There’s a host of super grains –some well known and others still under the radar – each with their own unique set of benefits. Most are packed with B vitamins, magnesium and other important minerals and nutrients. Some whole grains, such as quinoa, are considered complete proteins (containing all 8 essential amino acids). Since fiber swells, typically, whole grains will help keep you feeling fuller longer.

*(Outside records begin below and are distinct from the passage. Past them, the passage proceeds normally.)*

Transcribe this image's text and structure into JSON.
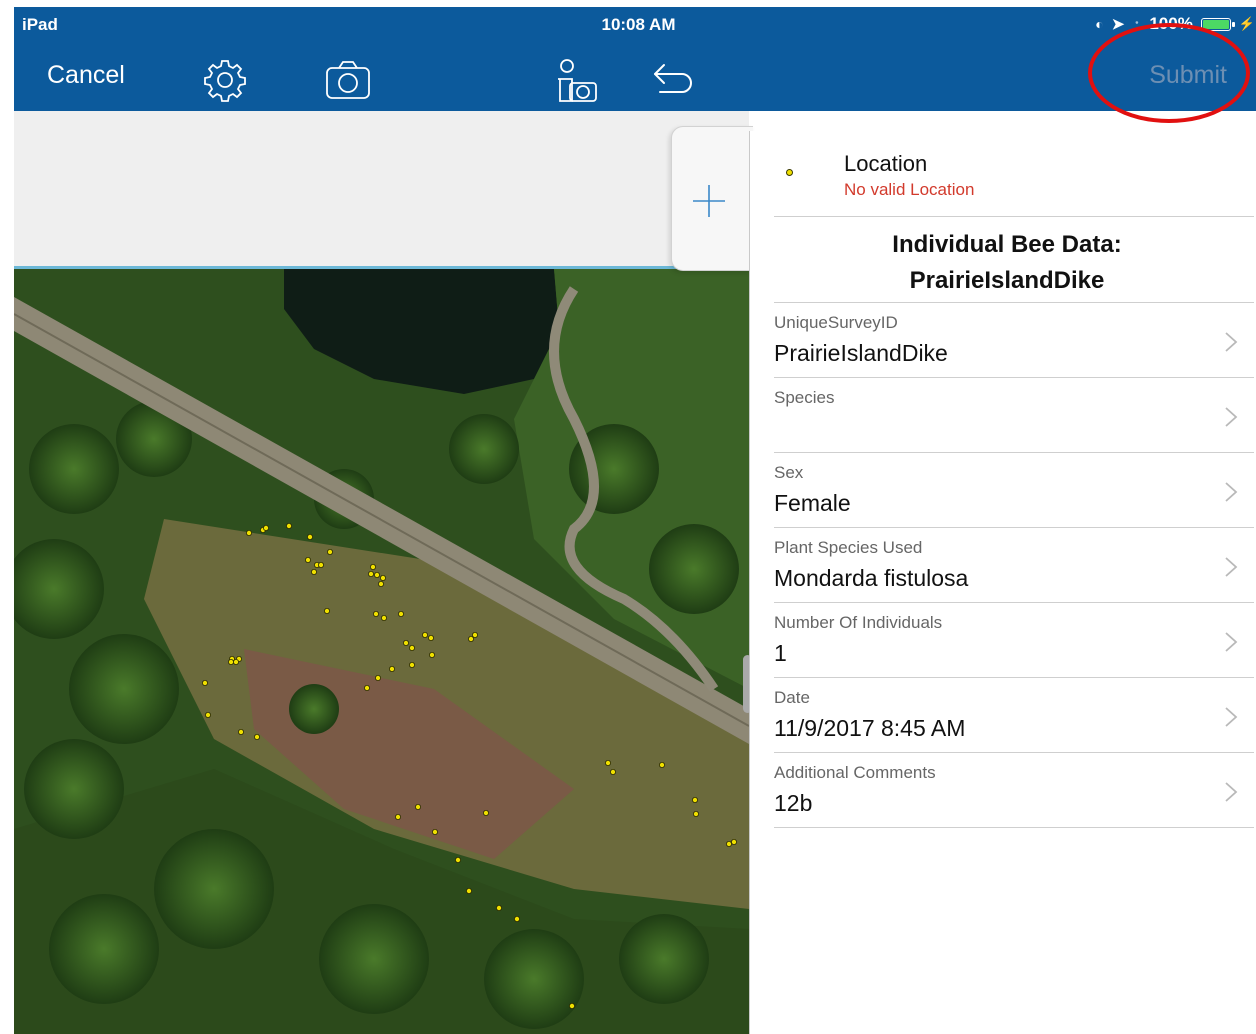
{
  "status_bar": {
    "device": "iPad",
    "time": "10:08 AM",
    "battery": "100%",
    "battery_level": 1.0
  },
  "toolbar": {
    "cancel_label": "Cancel",
    "submit_label": "Submit",
    "icons": [
      "gear-icon",
      "camera-icon",
      "collect-location-icon",
      "undo-icon"
    ]
  },
  "location": {
    "label": "Location",
    "status": "No valid Location"
  },
  "form": {
    "title": "Individual Bee Data:\nPrairieIslandDike",
    "fields": [
      {
        "label": "UniqueSurveyID",
        "value": "PrairieIslandDike"
      },
      {
        "label": "Species",
        "value": ""
      },
      {
        "label": "Sex",
        "value": "Female"
      },
      {
        "label": "Plant Species Used",
        "value": "Mondarda fistulosa"
      },
      {
        "label": "Number Of Individuals",
        "value": "1"
      },
      {
        "label": "Date",
        "value": "11/9/2017 8:45 AM"
      },
      {
        "label": "Additional Comments",
        "value": "12b"
      }
    ]
  },
  "colors": {
    "toolbar_bg": "#0c5a9c",
    "submit_disabled": "#6d8fb3",
    "error_text": "#d23a2c",
    "highlight_circle": "#e11010",
    "map_point": "#f0e000"
  }
}
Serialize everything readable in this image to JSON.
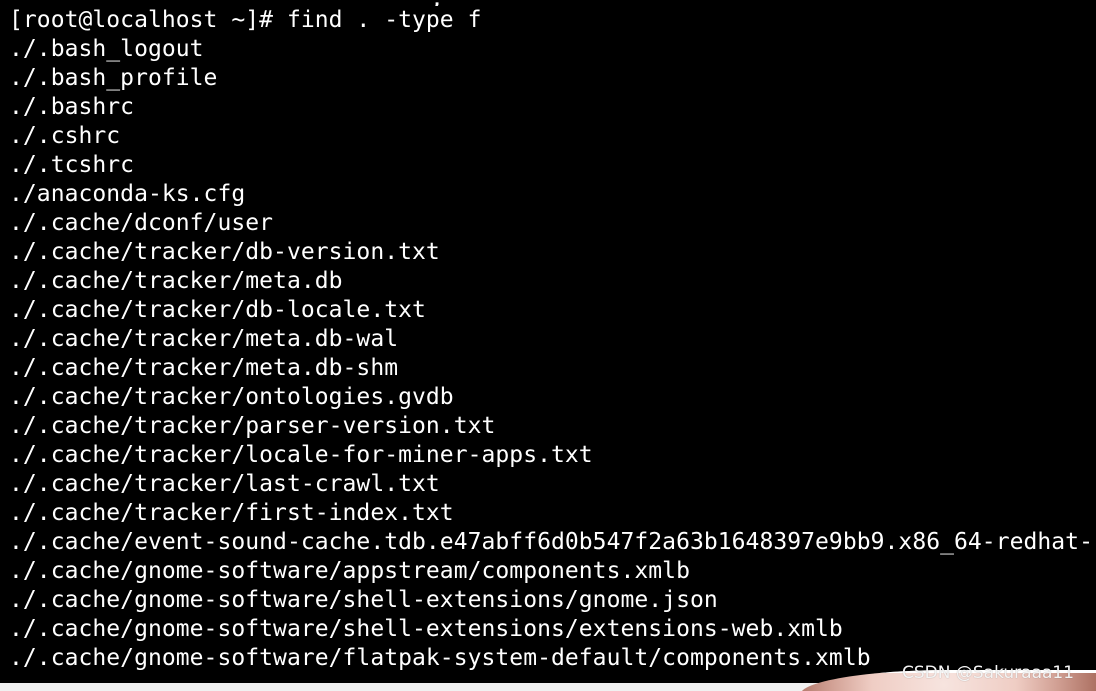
{
  "terminal": {
    "prompt_line": "[root@localhost ~]# find . -type f",
    "output_lines": [
      "./.bash_logout",
      "./.bash_profile",
      "./.bashrc",
      "./.cshrc",
      "./.tcshrc",
      "./anaconda-ks.cfg",
      "./.cache/dconf/user",
      "./.cache/tracker/db-version.txt",
      "./.cache/tracker/meta.db",
      "./.cache/tracker/db-locale.txt",
      "./.cache/tracker/meta.db-wal",
      "./.cache/tracker/meta.db-shm",
      "./.cache/tracker/ontologies.gvdb",
      "./.cache/tracker/parser-version.txt",
      "./.cache/tracker/locale-for-miner-apps.txt",
      "./.cache/tracker/last-crawl.txt",
      "./.cache/tracker/first-index.txt",
      "./.cache/event-sound-cache.tdb.e47abff6d0b547f2a63b1648397e9bb9.x86_64-redhat-",
      "./.cache/gnome-software/appstream/components.xmlb",
      "./.cache/gnome-software/shell-extensions/gnome.json",
      "./.cache/gnome-software/shell-extensions/extensions-web.xmlb",
      "./.cache/gnome-software/flatpak-system-default/components.xmlb"
    ]
  },
  "watermark": "CSDN @Sakuraaa11",
  "colors": {
    "background": "#000000",
    "text": "#ffffff",
    "bottom_strip": "#f1f1f1"
  }
}
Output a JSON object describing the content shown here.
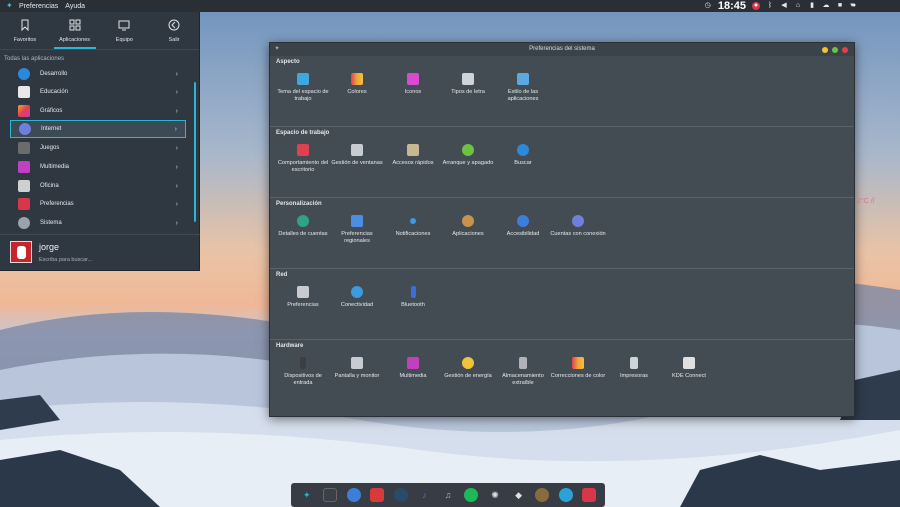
{
  "top_panel": {
    "menus": [
      "Preferencias",
      "Ayuda"
    ],
    "clock": "18:45",
    "tray_icons": [
      "clock-icon",
      "notification-badge-icon",
      "bluetooth-icon",
      "volume-icon",
      "network-icon",
      "battery-icon",
      "cloud-icon",
      "lock-icon",
      "user-icon"
    ]
  },
  "launcher": {
    "tabs": [
      {
        "label": "Favoritos",
        "icon": "bookmark-icon"
      },
      {
        "label": "Aplicaciones",
        "icon": "grid-icon",
        "active": true
      },
      {
        "label": "Equipo",
        "icon": "monitor-icon"
      },
      {
        "label": "Salir",
        "icon": "back-icon"
      }
    ],
    "heading": "Todas las aplicaciones",
    "categories": [
      {
        "label": "Desarrollo",
        "color": "#2a8ad8"
      },
      {
        "label": "Educación",
        "color": "#e8e8e8"
      },
      {
        "label": "Gráficos",
        "color": "#f2a33a"
      },
      {
        "label": "Internet",
        "color": "#6f7fdc",
        "selected": true
      },
      {
        "label": "Juegos",
        "color": "#6b6b6b"
      },
      {
        "label": "Multimedia",
        "color": "#c040c0"
      },
      {
        "label": "Oficina",
        "color": "#d0d0d0"
      },
      {
        "label": "Preferencias",
        "color": "#d8364a"
      },
      {
        "label": "Sistema",
        "color": "#9aa3ab"
      }
    ],
    "user": {
      "name": "jorge",
      "search_placeholder": "Escriba para buscar..."
    }
  },
  "window": {
    "title": "Preferencias del sistema",
    "sections": [
      {
        "title": "Aspecto",
        "items": [
          {
            "label": "Tema del espacio de trabajo",
            "color": "#3fa7df"
          },
          {
            "label": "Colores",
            "color": "#f2a33a"
          },
          {
            "label": "Iconos",
            "color": "#d84bd0"
          },
          {
            "label": "Tipos de letra",
            "color": "#d0d4d8"
          },
          {
            "label": "Estilo de las aplicaciones",
            "color": "#5aa9e0"
          }
        ]
      },
      {
        "title": "Espacio de trabajo",
        "items": [
          {
            "label": "Comportamiento del escritorio",
            "color": "#e0404f"
          },
          {
            "label": "Gestión de ventanas",
            "color": "#c8ccd0"
          },
          {
            "label": "Accesos rápidos",
            "color": "#c8b890"
          },
          {
            "label": "Arranque y apagado",
            "color": "#6dc243"
          },
          {
            "label": "Buscar",
            "color": "#2a8ad8"
          }
        ]
      },
      {
        "title": "Personalización",
        "items": [
          {
            "label": "Detalles de cuentas",
            "color": "#2fa38a"
          },
          {
            "label": "Preferencias regionales",
            "color": "#4c8ee0"
          },
          {
            "label": "Notificaciones",
            "color": "#3b9be0"
          },
          {
            "label": "Aplicaciones",
            "color": "#c8934b"
          },
          {
            "label": "Accesibilidad",
            "color": "#3b7fd8"
          },
          {
            "label": "Cuentas con conexión",
            "color": "#6f7fdc"
          }
        ]
      },
      {
        "title": "Red",
        "items": [
          {
            "label": "Preferencias",
            "color": "#c8ccd0"
          },
          {
            "label": "Conectividad",
            "color": "#3b9be0"
          },
          {
            "label": "Bluetooth",
            "color": "#3b6fd8"
          }
        ]
      },
      {
        "title": "Hardware",
        "items": [
          {
            "label": "Dispositivos de entrada",
            "color": "#3b3f44"
          },
          {
            "label": "Pantalla y monitor",
            "color": "#c8ccd0"
          },
          {
            "label": "Multimedia",
            "color": "#c040c0"
          },
          {
            "label": "Gestión de energía",
            "color": "#f2c23a"
          },
          {
            "label": "Almacenamiento extraíble",
            "color": "#b0b4b8"
          },
          {
            "label": "Correcciones de color",
            "color": "#f2a33a"
          },
          {
            "label": "Impresoras",
            "color": "#d0d4d8"
          },
          {
            "label": "KDE Connect",
            "color": "#e0e0e0"
          }
        ]
      }
    ]
  },
  "dock": {
    "icons": [
      {
        "name": "launcher-icon",
        "color": "#2bb6d4"
      },
      {
        "name": "terminal-icon",
        "color": "#3b4048"
      },
      {
        "name": "qbittorrent-icon",
        "color": "#3b7fd8"
      },
      {
        "name": "vivaldi-icon",
        "color": "#d83a3a"
      },
      {
        "name": "steam-icon",
        "color": "#2a4a6a"
      },
      {
        "name": "music-player-icon",
        "color": "#3b7fd8"
      },
      {
        "name": "music-note-icon",
        "color": "#7a7f88"
      },
      {
        "name": "spotify-icon",
        "color": "#1db954"
      },
      {
        "name": "syncthing-icon",
        "color": "#e0e0e0"
      },
      {
        "name": "inkscape-icon",
        "color": "#e0e0e0"
      },
      {
        "name": "gimp-icon",
        "color": "#8a6b3a"
      },
      {
        "name": "telegram-icon",
        "color": "#2aa1d8"
      },
      {
        "name": "preferences-icon",
        "color": "#d8364a"
      }
    ]
  },
  "desktop": {
    "weather_text": "2°C //"
  }
}
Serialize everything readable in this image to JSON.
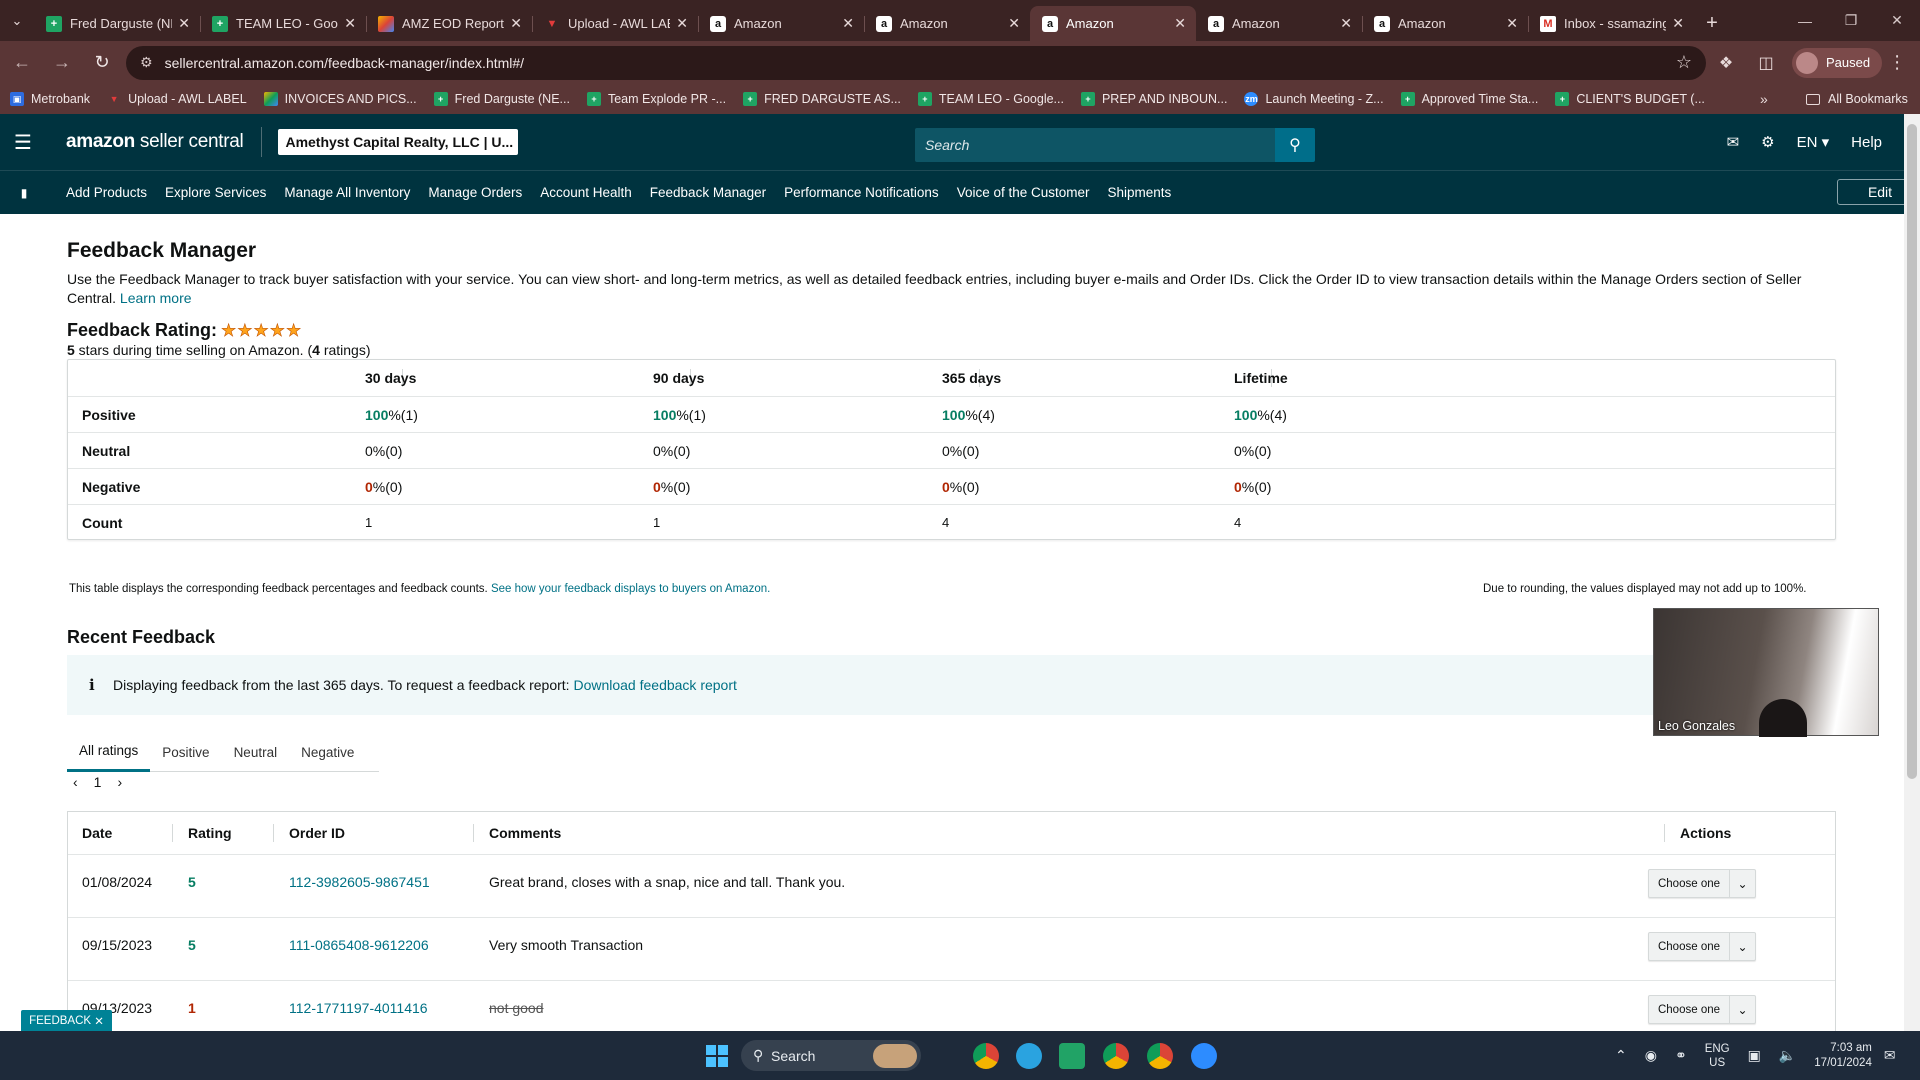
{
  "browser": {
    "tabs": [
      {
        "title": "Fred Darguste (NE",
        "favicon": "sheet"
      },
      {
        "title": "TEAM LEO - Goog",
        "favicon": "sheet"
      },
      {
        "title": "AMZ EOD Report",
        "favicon": "eod"
      },
      {
        "title": "Upload - AWL LAB",
        "favicon": "awl"
      },
      {
        "title": "Amazon",
        "favicon": "amz"
      },
      {
        "title": "Amazon",
        "favicon": "amz"
      },
      {
        "title": "Amazon",
        "favicon": "amz",
        "active": true
      },
      {
        "title": "Amazon",
        "favicon": "amz"
      },
      {
        "title": "Amazon",
        "favicon": "amz"
      },
      {
        "title": "Inbox - ssamazing",
        "favicon": "gmail"
      }
    ],
    "url": "sellercentral.amazon.com/feedback-manager/index.html#/",
    "profile_label": "Paused",
    "bookmarks": [
      {
        "label": "Metrobank",
        "icon": "bank"
      },
      {
        "label": "Upload - AWL LABEL",
        "icon": "awl"
      },
      {
        "label": "INVOICES AND PICS...",
        "icon": "drive"
      },
      {
        "label": "Fred Darguste (NE...",
        "icon": "sheet"
      },
      {
        "label": "Team Explode PR -...",
        "icon": "sheet"
      },
      {
        "label": "FRED DARGUSTE AS...",
        "icon": "sheet"
      },
      {
        "label": "TEAM LEO - Google...",
        "icon": "sheet"
      },
      {
        "label": "PREP AND INBOUN...",
        "icon": "sheet"
      },
      {
        "label": "Launch Meeting - Z...",
        "icon": "zoom"
      },
      {
        "label": "Approved Time Sta...",
        "icon": "sheet"
      },
      {
        "label": "CLIENT'S BUDGET (...",
        "icon": "sheet"
      }
    ],
    "all_bookmarks_label": "All Bookmarks"
  },
  "header": {
    "logo_brand": "amazon",
    "logo_rest": " seller central",
    "account": "Amethyst Capital Realty, LLC | U...",
    "search_placeholder": "Search",
    "lang": "EN",
    "help": "Help"
  },
  "nav": {
    "items": [
      "Add Products",
      "Explore Services",
      "Manage All Inventory",
      "Manage Orders",
      "Account Health",
      "Feedback Manager",
      "Performance Notifications",
      "Voice of the Customer",
      "Shipments"
    ],
    "edit": "Edit"
  },
  "page": {
    "title": "Feedback Manager",
    "intro": "Use the Feedback Manager to track buyer satisfaction with your service. You can view short- and long-term metrics, as well as detailed feedback entries, including buyer e-mails and Order IDs. Click the Order ID to view transaction details within the Manage Orders section of Seller Central.",
    "learn_more": "Learn more",
    "rating_title": "Feedback Rating:",
    "stars": 5,
    "rating_sub_stars": "5",
    "rating_sub_mid": " stars during time selling on Amazon. (",
    "rating_sub_count": "4",
    "rating_sub_end": " ratings)"
  },
  "summary": {
    "periods": [
      "30 days",
      "90 days",
      "365 days",
      "Lifetime"
    ],
    "rows": [
      {
        "label": "Positive",
        "values": [
          {
            "pct": "100",
            "n": " %(1)"
          },
          {
            "pct": "100",
            "n": " %(1)"
          },
          {
            "pct": "100",
            "n": " %(4)"
          },
          {
            "pct": "100",
            "n": " %(4)"
          }
        ]
      },
      {
        "label": "Neutral",
        "values": [
          {
            "pct": "0",
            "n": " %(0)"
          },
          {
            "pct": "0",
            "n": " %(0)"
          },
          {
            "pct": "0",
            "n": " %(0)"
          },
          {
            "pct": "0",
            "n": " %(0)"
          }
        ]
      },
      {
        "label": "Negative",
        "values": [
          {
            "pct": "0",
            "n": " %(0)"
          },
          {
            "pct": "0",
            "n": " %(0)"
          },
          {
            "pct": "0",
            "n": " %(0)"
          },
          {
            "pct": "0",
            "n": " %(0)"
          }
        ]
      }
    ],
    "count_label": "Count",
    "counts": [
      "1",
      "1",
      "4",
      "4"
    ],
    "note": "This table displays the corresponding feedback percentages and feedback counts.",
    "note_link": "See how your feedback displays to buyers on Amazon.",
    "rounding_note": "Due to rounding, the values displayed may not add up to 100%."
  },
  "recent": {
    "title": "Recent Feedback",
    "info": "Displaying feedback from the last 365 days. To request a feedback report:",
    "info_link": "Download feedback report",
    "tabs": [
      "All ratings",
      "Positive",
      "Neutral",
      "Negative"
    ],
    "page": "1",
    "columns": [
      "Date",
      "Rating",
      "Order ID",
      "Comments",
      "Actions"
    ],
    "rows": [
      {
        "date": "01/08/2024",
        "rating": "5",
        "order": "112-3982605-9867451",
        "comment": "Great brand, closes with a snap, nice and tall. Thank you.",
        "action": "Choose one"
      },
      {
        "date": "09/15/2023",
        "rating": "5",
        "order": "111-0865408-9612206",
        "comment": "Very smooth Transaction",
        "action": "Choose one"
      },
      {
        "date": "09/13/2023",
        "rating": "1",
        "order": "112-1771197-4011416",
        "comment": "not good",
        "action": "Choose one",
        "struck": true
      }
    ]
  },
  "feedback_tab": "FEEDBACK",
  "video": {
    "name": "Leo Gonzales"
  },
  "taskbar": {
    "search": "Search",
    "lang_top": "ENG",
    "lang_bottom": "US",
    "time": "7:03 am",
    "date": "17/01/2024"
  }
}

Here’s one recipe from Pereg Gourmet that incorporates such grains.

Pereg-Sesame-Ginger-Couscous

Grilled Sesame Ginger Vegetable Couscous

Prep time: 15 minutes

Cook time: 10 minutes

Total time: 25 minutes

Yield: 4 1-cup servings

 

Ingredients:

  • 2 large carrots, washed, peeled and cut in half the long way
  • 1 cup button mushroom tops, cleaned
  • ½ bunch asparagus, trimmed
  • 3 tablespoons sesame oil
  • 1 teaspoon soy sauce
  • ¼ teaspoon freshly ground black pepper
  • 1 ¼ cups Pereg Gourmet Couscous
  • 1 ¼ cups water

For dressing:

  • 1 tablespoon ginger, minced
  • 2 teaspoons soy sauce
  • 1 tablespoon sesame oil
  • 2 teaspoons extra virgin olive oil
  • 1 tablespoon rice vinegar
  • 1 teaspoon honey
  • Pinch cayenne pepper
  • 1 bunch scallions, thinly sliced (white and light green parts)
  • 1/4 cup coarsely chopped fresh cilantro

 

Directions:

  1. Place the carrots, mushrooms and asparagus in a large bowl and toss with sesame oil, soy sauce, and black pepper. Let sit for 5 minutes.
  2. Heat the grill or grill pan to medium high heat. Put the vegetables on the grill or in a grill basket and grill while basting vegetables with extra marinade. Grill until the vegetables are tender and slightly charred. Set aside to cool.
  3. Meanwhile, cook the couscous. Bring the water to a boil and add couscous. Remove from heat, stir, cover, and let sit for 10 minutes until the couscous absorbs the liquid. Drain any extra liquid and cool.
  4. When the vegetables are cool, slice the asparagus and carrots into diagonal bite sized pieces and slice the mushrooms. Combine with couscous.
  5. To make the dressing, whisk together ginger, 2 teaspoons soy sauce, sesame oil, olive oil, rice vinegar, honey, cayenne pepper and scallions.  Dress the couscous and garnish with cilantro. Serve at room temperature.